Thursday, October 15, 2009

Reform, Costs and Premiums

The government mandates certain features on your automobile; seat belts, for instance, air bags, crush panels in the doors, mileage standards, roll bars in the roofs, fuel vapor recycling, and quite a lot of other things most of which are related to consumer safety.

For the government to require health insurance companies to provide certain features, then, is by no means out of line; things like covering pre-existing illnesses, setting caps on copays and deductibles, not placing caps on payments, etc. These, too, after all, are matters relating to consumers.

What the government did not do with the auto industry was mandate all of these features while requiring that manufacturers sell cars at lower prices and, in fact, all of these mandates have increased the price of cars by quite a lot; several thousand dollars per car. But with “health care reform” the government wants to require additional features from health insurance companies while making those companies sell their product at lower prices. When health insurance company representatives point out that these new requirements will raise the price of insurance, just as new safety features raised the price of cars, loud cries of outrage erupt.

An editorial in today’s New York Times addresses the “deep dishonesty” of the insurance industry report, beginning by admitting that the “individual mandate should probably be stronger.” With that little treasure they validated about half of the report. They begin their criticism with,

First, under the legislation, anyone who currently has a policy that turns out to be cheaper than those sold on the exchanges will be allowed to keep it.

What that has to do with the insurance company claim that premiums will rise under the current “reform” proposals is completely beyond me, and nothing that follows makes it any more clear. Further down they declaim,

In a particularly glaring omission, the industry report made no effort to factor in the effect of proposed subsidies that would help millions of people to buy their own insurance on those exchanges.

Again with the exchanges, but the fact that the government is offering subsidies does not refute the claim that premiums will increase; offsetting those premiums with subsidies does not eliminate the increase in the premium. It does eliminate the effect of that increase for those who receive the subsidy, but it doesn’t make a whole lot of sense to take government action to drive up premiums and then use government money to offset that increase, which was caused by government action.

The editorial than describes the proposed tax on high priced policies, never mentioning the President’s promise that “if you like the policy you have, nothing will change.” Or maybe you don’t consider a 40% increase in the price of your health insurance to be a change.
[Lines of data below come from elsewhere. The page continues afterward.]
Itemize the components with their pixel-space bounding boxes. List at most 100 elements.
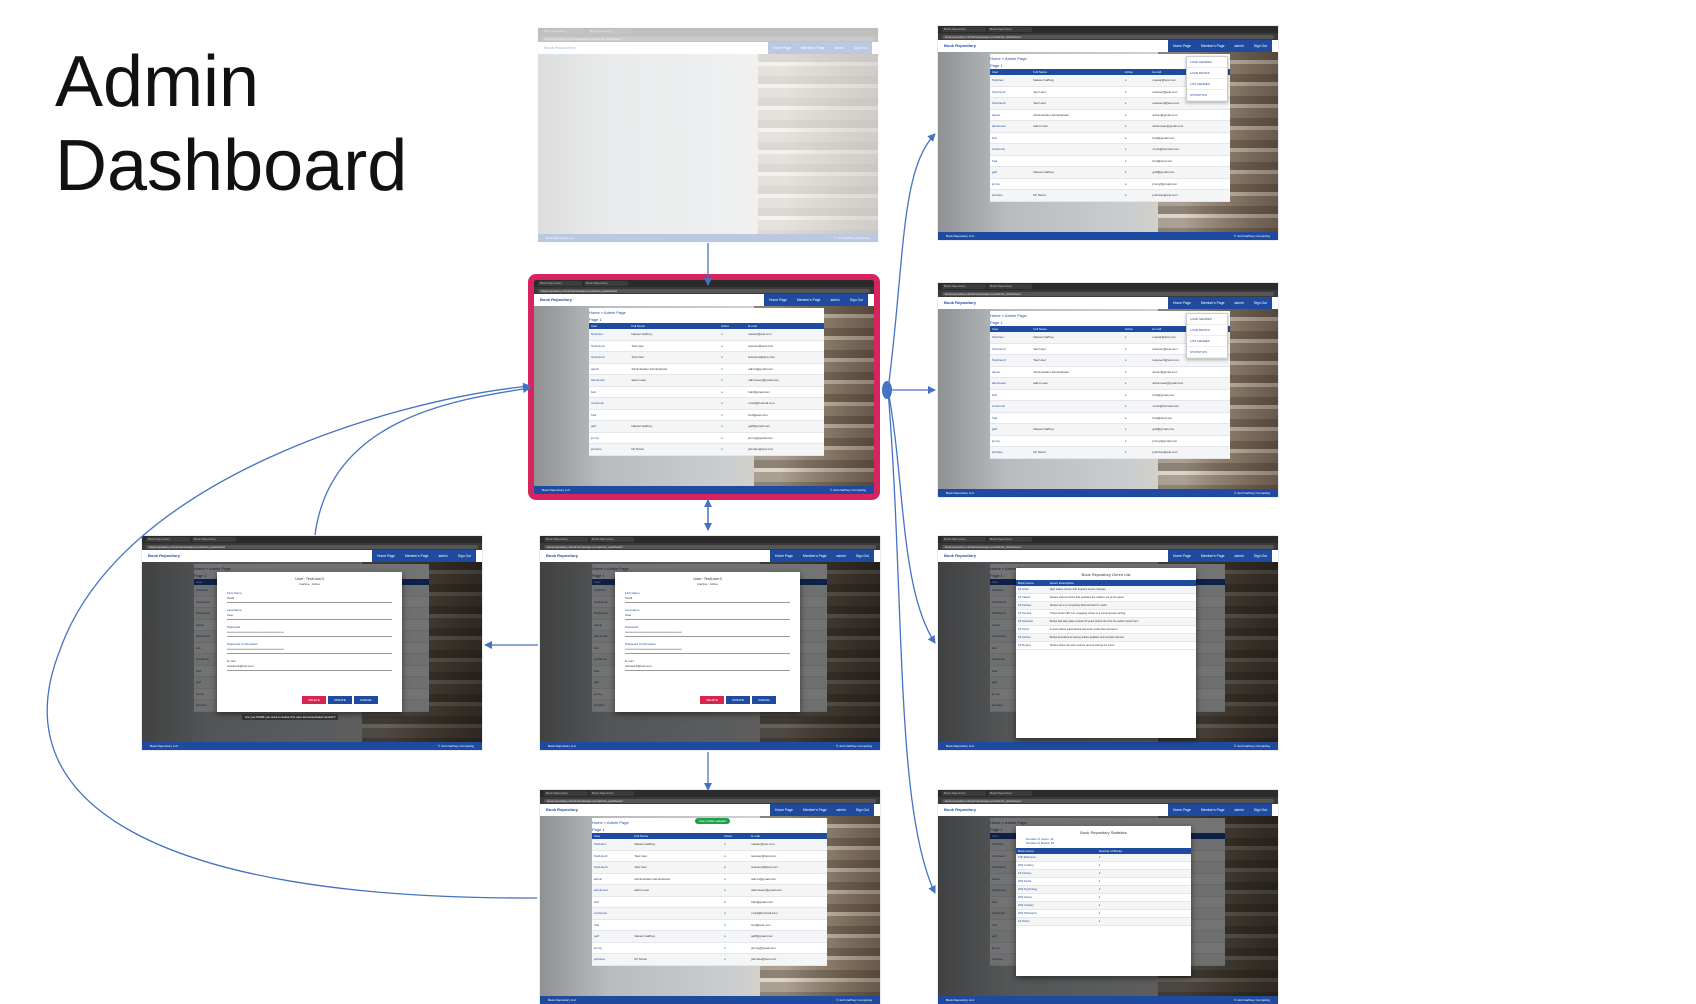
table-row[interactable]: johndoe Mr Tarnel ● johndoe@test.com [990, 446, 1230, 459]
brand-logo[interactable]: Book Repository [944, 808, 984, 812]
user-cell[interactable]: fred [592, 919, 633, 931]
nav-admin-link[interactable]: admin [1229, 297, 1249, 309]
nav-signout-link[interactable]: Sign Out [850, 550, 874, 562]
admin-menu-item[interactable]: STATISTICS [1187, 347, 1227, 358]
user-cell[interactable]: geff [592, 930, 633, 943]
genre-cell[interactable]: SF Classic [1016, 593, 1048, 602]
nav-admin-link[interactable]: admin [433, 550, 453, 562]
table-row[interactable]: jimmy ● jimmy@gmail.com [990, 178, 1230, 190]
user-cell[interactable]: fred [990, 412, 1032, 424]
user-cell[interactable]: johndoe [990, 189, 1032, 202]
page-selector[interactable]: Page 1 [589, 317, 824, 322]
field-input[interactable]: User [625, 613, 790, 620]
genre-cell[interactable]: SF Fantasy [1016, 869, 1097, 878]
table-row[interactable]: admin Administrator Administrator ● admi… [592, 873, 827, 885]
nav-admin-link[interactable]: admin [1229, 40, 1249, 52]
table-row[interactable]: TestUser3 Test User ● testuser3@test.com [589, 351, 824, 364]
nav-signout-link[interactable]: Sign Out [1248, 297, 1272, 309]
nav-members-link[interactable]: Member's Page [791, 294, 826, 306]
admin-menu-item[interactable]: LIST GENRES [1187, 79, 1227, 90]
field-input[interactable]: User [227, 613, 392, 620]
browser-tab[interactable]: Book Repository [590, 537, 634, 542]
table-row[interactable]: johndoe Mr Tarnel ● johndoe@test.com [592, 953, 827, 966]
brand-logo[interactable]: Book Repository [944, 554, 984, 558]
browser-tab[interactable]: Book Repository [544, 537, 588, 542]
genre-cell[interactable]: TNF Reference [1016, 854, 1097, 862]
brand-logo[interactable]: Book Repository [544, 46, 584, 50]
genre-cell[interactable]: NNF Cooking [1016, 861, 1097, 870]
url-field[interactable]: book-repository.virtual.herokuapp.com/ad… [942, 34, 1274, 39]
user-cell[interactable]: geff [990, 166, 1032, 179]
brand-logo[interactable]: Book Repository [944, 301, 984, 305]
nav-admin-link[interactable]: admin [831, 804, 851, 816]
user-cell[interactable]: fred [589, 409, 630, 421]
nav-members-link[interactable]: Member's Page [797, 550, 832, 562]
table-row[interactable]: johndoe Mr Tarnel ● johndoe@test.com [990, 189, 1230, 202]
nav-admin-link[interactable]: admin [825, 294, 845, 306]
table-row[interactable]: bob ● bob@gmail.com [990, 389, 1230, 401]
user-cell[interactable]: johndoe [990, 446, 1032, 459]
nav-admin-link[interactable]: admin [1229, 550, 1249, 562]
genre-cell[interactable]: SF General [1016, 609, 1048, 618]
user-cell[interactable]: jimmy [592, 942, 633, 954]
table-row[interactable]: adminuser admin user ● adminuser@gmail.c… [592, 884, 827, 897]
user-cell[interactable]: adminuser [990, 120, 1032, 133]
user-cell[interactable]: TestUser [990, 75, 1032, 87]
brand-logo[interactable]: Book Repository [546, 554, 586, 558]
user-cell[interactable]: TestUser2 [589, 340, 630, 352]
url-field[interactable]: book-repository.virtual.herokuapp.com/ad… [538, 288, 870, 293]
nav-members-link[interactable]: Member's Page [795, 42, 830, 54]
genre-cell[interactable]: SF Fantasy [1016, 601, 1048, 610]
nav-home-link[interactable]: Home Page [768, 42, 796, 54]
genre-cell[interactable]: NNF Philosophy [1016, 909, 1097, 918]
user-cell[interactable]: TestUser2 [990, 86, 1032, 98]
field-input[interactable]: testuser3@test.com [227, 664, 392, 671]
table-row[interactable]: bob ● bob@gmail.com [589, 386, 824, 398]
brand-logo[interactable]: Book Repository [546, 808, 586, 812]
user-cell[interactable]: crockrock [592, 907, 633, 920]
table-row[interactable]: crockrock ● crock@hotmail.com [990, 400, 1230, 413]
user-cell[interactable]: adminuser [589, 374, 630, 387]
user-cell[interactable]: bob [592, 896, 633, 908]
browser-tab[interactable]: Book Repository [588, 29, 632, 34]
delete-button[interactable]: DELETE [700, 696, 724, 704]
genre-cell[interactable]: SF Literary [1016, 633, 1048, 642]
browser-tab[interactable]: Book Repository [942, 27, 986, 32]
user-cell[interactable]: adminuser [990, 377, 1032, 390]
table-row[interactable]: jimmy ● jimmy@gmail.com [589, 432, 824, 444]
url-field[interactable]: book-repository.virtual.herokuapp.com/ad… [542, 36, 874, 41]
browser-tab[interactable]: Book Repository [146, 537, 190, 542]
user-cell[interactable]: TestUser3 [990, 97, 1032, 110]
user-cell[interactable]: admin [589, 363, 630, 375]
browser-tab[interactable]: Book Repository [988, 791, 1032, 796]
brand-logo[interactable]: Book Repository [148, 554, 188, 558]
table-row[interactable]: crockrock ● crock@hotmail.com [990, 143, 1230, 156]
update-button[interactable]: UPDATE [725, 696, 750, 704]
field-input[interactable]: Test3 [227, 596, 392, 603]
table-row[interactable]: fred ● fred@test.com [592, 919, 827, 931]
user-cell[interactable]: jimmy [990, 435, 1032, 447]
nav-home-link[interactable]: Home Page [1168, 550, 1196, 562]
genre-cell[interactable]: SF Action [1016, 586, 1048, 594]
browser-tab[interactable]: Book Repository [192, 537, 236, 542]
user-cell[interactable]: jimmy [990, 178, 1032, 190]
user-cell[interactable]: TestUser [990, 332, 1032, 344]
user-cell[interactable]: admin [592, 873, 633, 885]
browser-tab[interactable]: Book Repository [942, 284, 986, 289]
genre-cell[interactable]: SF Fiction [1016, 917, 1097, 926]
admin-menu-item[interactable]: LOAD GENRES [1187, 57, 1227, 68]
nav-home-link[interactable]: Home Page [1168, 804, 1196, 816]
user-cell[interactable]: adminuser [592, 884, 633, 897]
table-row[interactable]: adminuser admin user ● adminuser@gmail.c… [990, 120, 1230, 133]
nav-signout-link[interactable]: Sign Out [1248, 804, 1272, 816]
nav-signout-link[interactable]: Sign Out [850, 804, 874, 816]
table-row[interactable]: geff Nassar Gaffney ● geff@gmail.com [589, 420, 824, 433]
admin-menu-item[interactable]: LOAD BOOKS [1187, 68, 1227, 79]
table-row[interactable]: admin Administrator Administrator ● admi… [990, 109, 1230, 121]
table-row[interactable]: TestUser Nassar Gaffney ● nassar@test.co… [592, 839, 827, 851]
table-row[interactable]: TestUser2 Test User ● testuser@test.com [592, 850, 827, 862]
browser-tab[interactable]: Book Repository [542, 29, 586, 34]
user-cell[interactable]: fred [990, 155, 1032, 167]
user-cell[interactable]: bob [990, 389, 1032, 401]
user-cell[interactable]: TestUser2 [592, 850, 633, 862]
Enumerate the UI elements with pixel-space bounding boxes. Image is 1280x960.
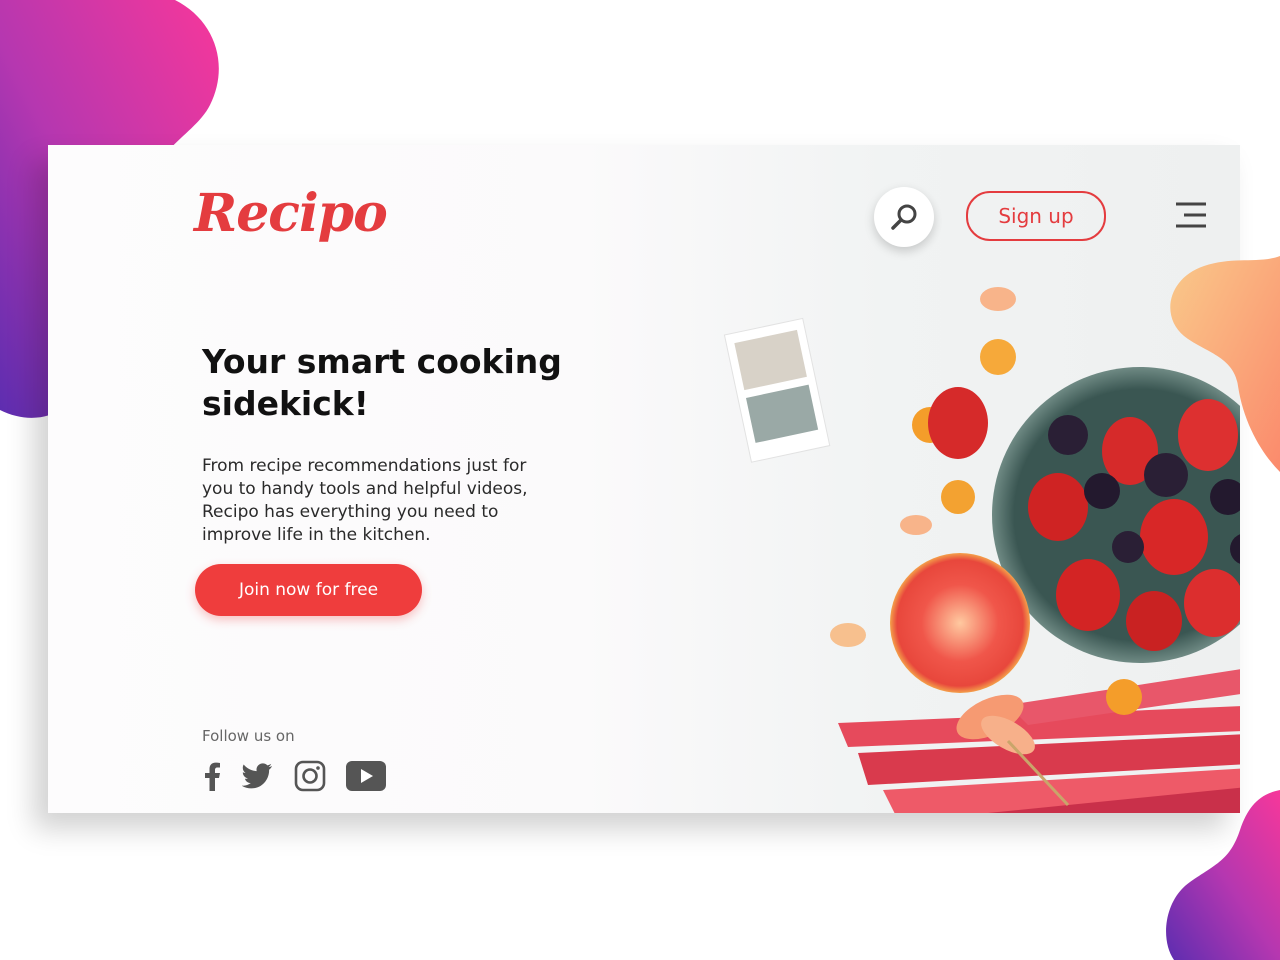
description-line: Recipo has everything you need to bbox=[202, 502, 499, 522]
petal-illustration bbox=[980, 287, 1016, 311]
join-now-button[interactable]: Join now for free bbox=[195, 564, 422, 616]
hamburger-menu-icon[interactable] bbox=[1174, 201, 1208, 229]
food-hero-image bbox=[723, 287, 1240, 813]
sign-up-button[interactable]: Sign up bbox=[966, 191, 1106, 241]
grapefruit-illustration bbox=[890, 553, 1030, 693]
hero-card: Recipo Sign up Your smart cooking sidekic… bbox=[48, 145, 1240, 813]
search-icon bbox=[891, 204, 917, 230]
strawberry-illustration bbox=[928, 387, 988, 459]
photo-card-illustration bbox=[723, 317, 831, 463]
kumquat-illustration bbox=[941, 480, 975, 514]
brand-logo[interactable]: Recipo bbox=[194, 183, 388, 244]
headline-line-1: Your smart cooking bbox=[202, 342, 562, 381]
follow-us-label: Follow us on bbox=[202, 727, 295, 745]
search-button[interactable] bbox=[874, 187, 934, 247]
twitter-icon bbox=[241, 763, 272, 789]
description-line: From recipe recommendations just for bbox=[202, 456, 527, 476]
social-links bbox=[202, 760, 406, 796]
youtube-link[interactable] bbox=[346, 761, 386, 795]
youtube-icon bbox=[346, 761, 386, 791]
decorative-blob-peach-right bbox=[1170, 256, 1280, 472]
hero-headline: Your smart cooking sidekick! bbox=[202, 341, 622, 425]
facebook-icon bbox=[205, 762, 220, 791]
headline-line-2: sidekick! bbox=[202, 384, 369, 423]
decorative-blob-bottom-right bbox=[1166, 790, 1280, 960]
instagram-link[interactable] bbox=[294, 760, 326, 796]
kumquat-illustration bbox=[1106, 679, 1142, 715]
facebook-link[interactable] bbox=[202, 761, 222, 795]
description-line: improve life in the kitchen. bbox=[202, 525, 431, 545]
hero-description: From recipe recommendations just for you … bbox=[202, 455, 612, 547]
twitter-link[interactable] bbox=[241, 762, 274, 794]
kumquat-illustration bbox=[980, 339, 1016, 375]
petal-illustration bbox=[900, 515, 932, 535]
description-line: you to handy tools and helpful videos, bbox=[202, 479, 528, 499]
petal-illustration bbox=[830, 623, 866, 647]
instagram-icon bbox=[294, 760, 326, 792]
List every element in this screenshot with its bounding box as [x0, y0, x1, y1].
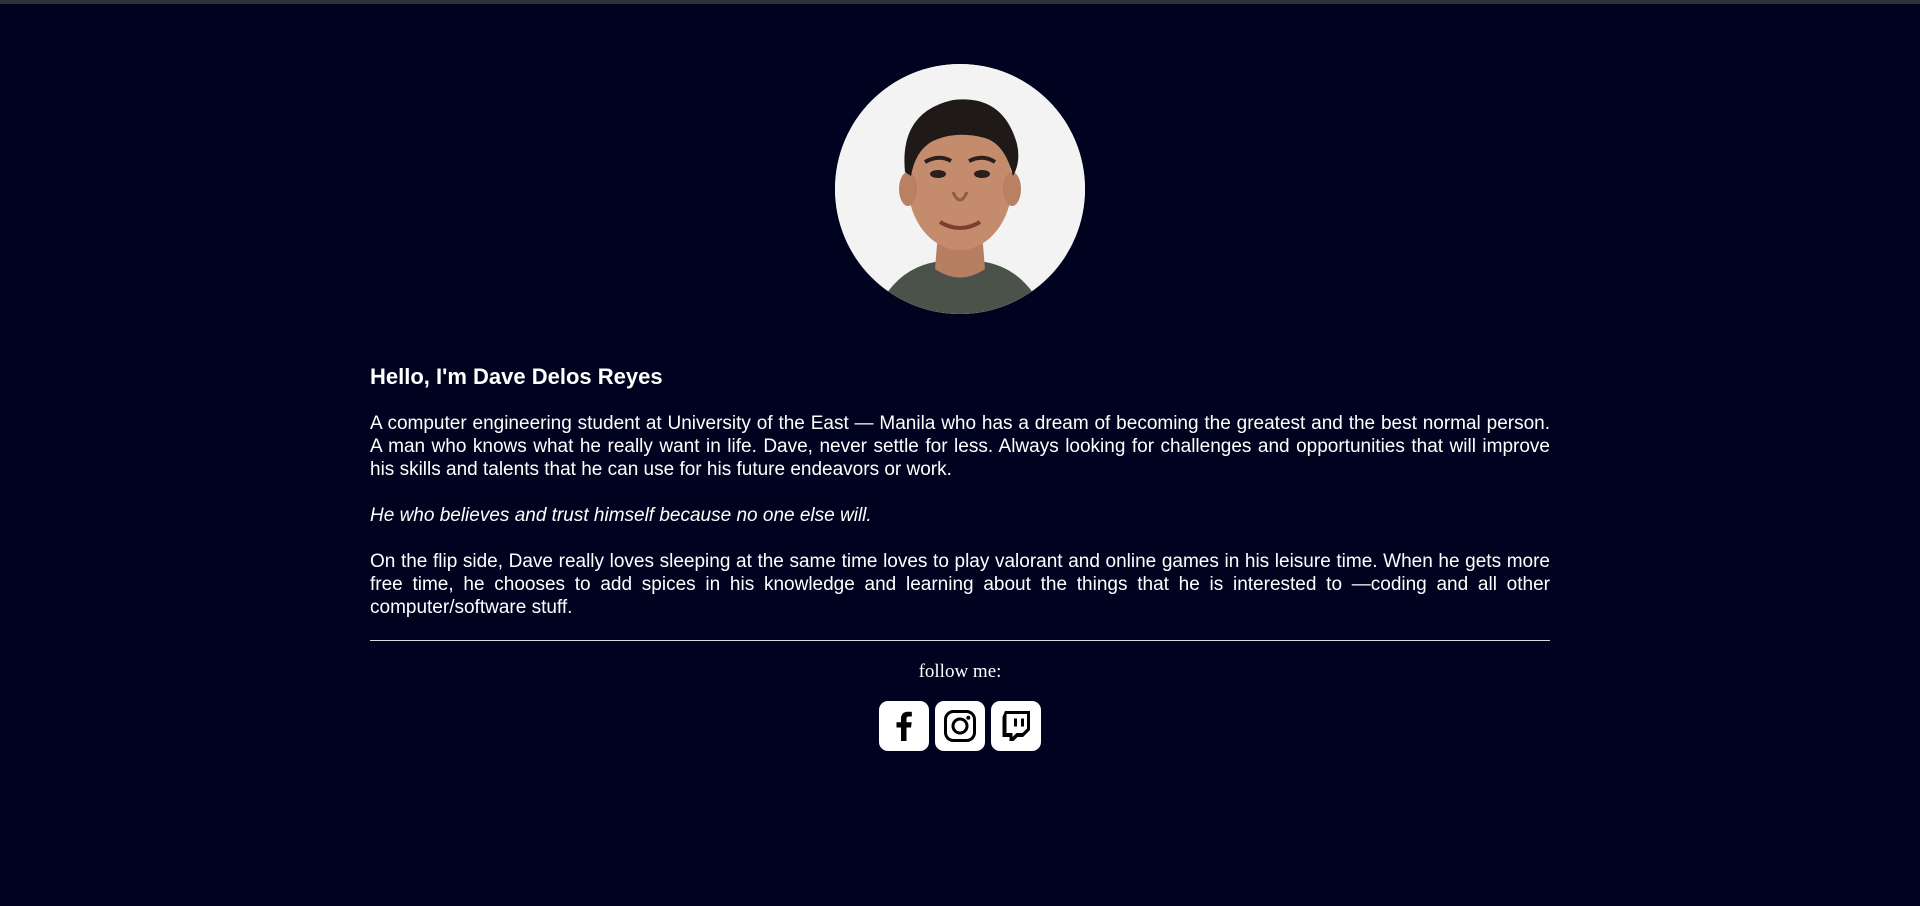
divider — [370, 640, 1550, 641]
quote-paragraph: He who believes and trust himself becaus… — [370, 505, 872, 526]
twitch-link[interactable] — [991, 701, 1041, 751]
intro-paragraph: A computer engineering student at Univer… — [370, 413, 1550, 480]
instagram-icon — [944, 710, 976, 742]
browser-top-strip — [0, 0, 1920, 4]
about-section: Hello, I'm Dave Delos Reyes A computer e… — [370, 360, 1550, 751]
avatar — [835, 64, 1085, 314]
twitch-icon — [1002, 711, 1030, 741]
instagram-link[interactable] — [935, 701, 985, 751]
facebook-icon — [896, 711, 912, 741]
flip-side-paragraph: On the flip side, Dave really loves slee… — [370, 551, 1550, 618]
follow-label: follow me: — [918, 661, 1002, 682]
facebook-link[interactable] — [879, 701, 929, 751]
avatar-photo — [835, 64, 1085, 314]
social-links — [370, 701, 1550, 751]
greeting-heading: Hello, I'm Dave Delos Reyes — [370, 364, 663, 389]
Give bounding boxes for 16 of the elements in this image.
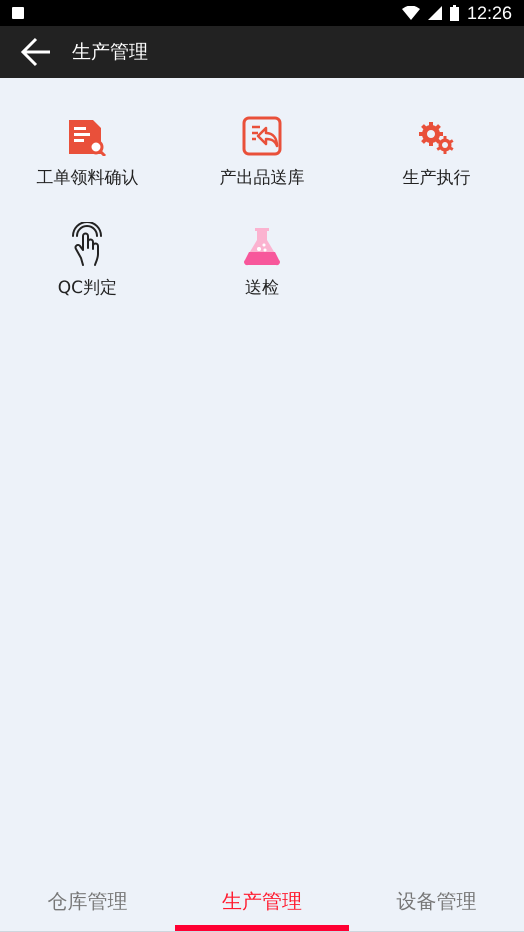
battery-icon [450, 5, 459, 21]
back-arrow-icon [20, 37, 52, 67]
document-search-icon [67, 118, 108, 156]
flask-icon [242, 226, 281, 266]
bottom-tab[interactable]: 仓库管理 [0, 870, 175, 931]
wifi-icon [402, 6, 420, 20]
signal-icon [428, 6, 442, 20]
status-time: 12:26 [466, 2, 512, 24]
menu-item[interactable]: QC判定 [0, 222, 175, 312]
bottom-tab[interactable]: 设备管理 [349, 870, 524, 931]
menu-item[interactable]: 生产执行 [349, 112, 524, 202]
menu-item[interactable]: 工单领料确认 [0, 112, 175, 202]
document-return-icon [242, 116, 282, 156]
page-title: 生产管理 [72, 40, 148, 65]
menu-item[interactable]: 送检 [174, 222, 350, 312]
menu-item[interactable]: 产出品送库 [174, 112, 350, 202]
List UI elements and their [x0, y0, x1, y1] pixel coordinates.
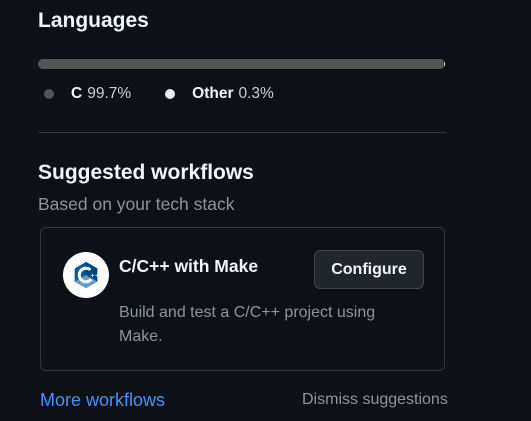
svg-text:++: ++ [90, 273, 100, 279]
language-bar-segment-other [443, 59, 445, 69]
language-item-c[interactable]: C 99.7% [44, 84, 131, 104]
language-dot-icon [165, 89, 176, 99]
language-legend: C 99.7% Other 0.3% [44, 84, 308, 104]
language-name: C [71, 85, 83, 102]
configure-button[interactable]: Configure [314, 250, 424, 289]
cpp-logo-icon: ++ [63, 252, 109, 298]
language-percent: 99.7% [87, 85, 132, 102]
workflow-name: C/C++ with Make [119, 256, 259, 276]
cpp-logo-svg: ++ [74, 261, 100, 289]
repo-sidebar: Languages C 99.7% Other 0.3% Suggested w… [0, 0, 531, 421]
languages-heading: Languages [38, 9, 149, 32]
dismiss-suggestions-button[interactable]: Dismiss suggestions [302, 390, 448, 410]
language-bar-segment-c [38, 59, 443, 69]
suggested-workflows-heading: Suggested workflows [38, 161, 254, 184]
more-workflows-link[interactable]: More workflows [40, 389, 165, 411]
section-divider [38, 132, 446, 133]
suggested-workflows-subtitle: Based on your tech stack [38, 194, 235, 214]
language-name: Other [192, 85, 234, 102]
language-bar [38, 59, 445, 69]
language-percent: 0.3% [238, 85, 274, 102]
workflow-description: Build and test a C/C++ project using Mak… [119, 304, 376, 345]
workflow-card: ++ C/C++ with Make Configure Build and t… [40, 227, 445, 371]
language-dot-icon [44, 89, 54, 99]
language-item-other[interactable]: Other 0.3% [165, 84, 274, 104]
As much as Americans hate the idea of taxes, there is a strong logic to this approach. It is designed to encourage employers and their workers to buy less-expensive plans — and make a more rational calculation of what services they need versus what is “free” because it is covered — and encourage employers to shift compensation more toward higher wages.

So health care reform is now designed to discourage policies that provide outstanding coverage for those who can or want to pay for them, and drive them to more average policies that provide less elaborate care. Employers, paying less for those more moderate plans, will raise your wages instead. Of course they will; and I have some land in Florida that I would like to talk to you about.

Finally, the report makes no mention of the legislation’s efforts to find ways to rein in the relentless spiral of health care delivery costs — the main culprit in today’s spiraling premium costs. In the long run, those reforms should reduce the cost of insurance for everyone.

This is absolutely the first time in the debate that I have seen anyone suggest that the prices charged by doctors, hospitals, clinics, labs and drug companies and paid by insurance companies might have something to do with the high cost of health care, or that the "reform" proposals might be addressing those costs. Obama cut deals with hospitals and drug companies specifically not to address their pricing, so I strongly suspect that this paragraph is disingenuous.

Even if it is not, if these costs are “the main culprit in today’s spiraling premium costs” then why all of the religious fervor regarding the “public option,” which would be paying those same costs? How is this magical “public option” going to “keep the insurance companies honest” and drive down the cost of insurance if it is paying the same prices for the same services that insurance companies are?

To repeat what I have said before, I am not opposed to reform; I strongly favor reform and the more fundamental the reform the better. I know we are not going to get a good bill; Congress has not passed a good bill on anything in many years, and is steadily becoming less and less capable of passing a good bill on this matter or on anything else. We are going to get a bill that is butchered up by the desires of special interests.

But even with that in mind, this is nonsense.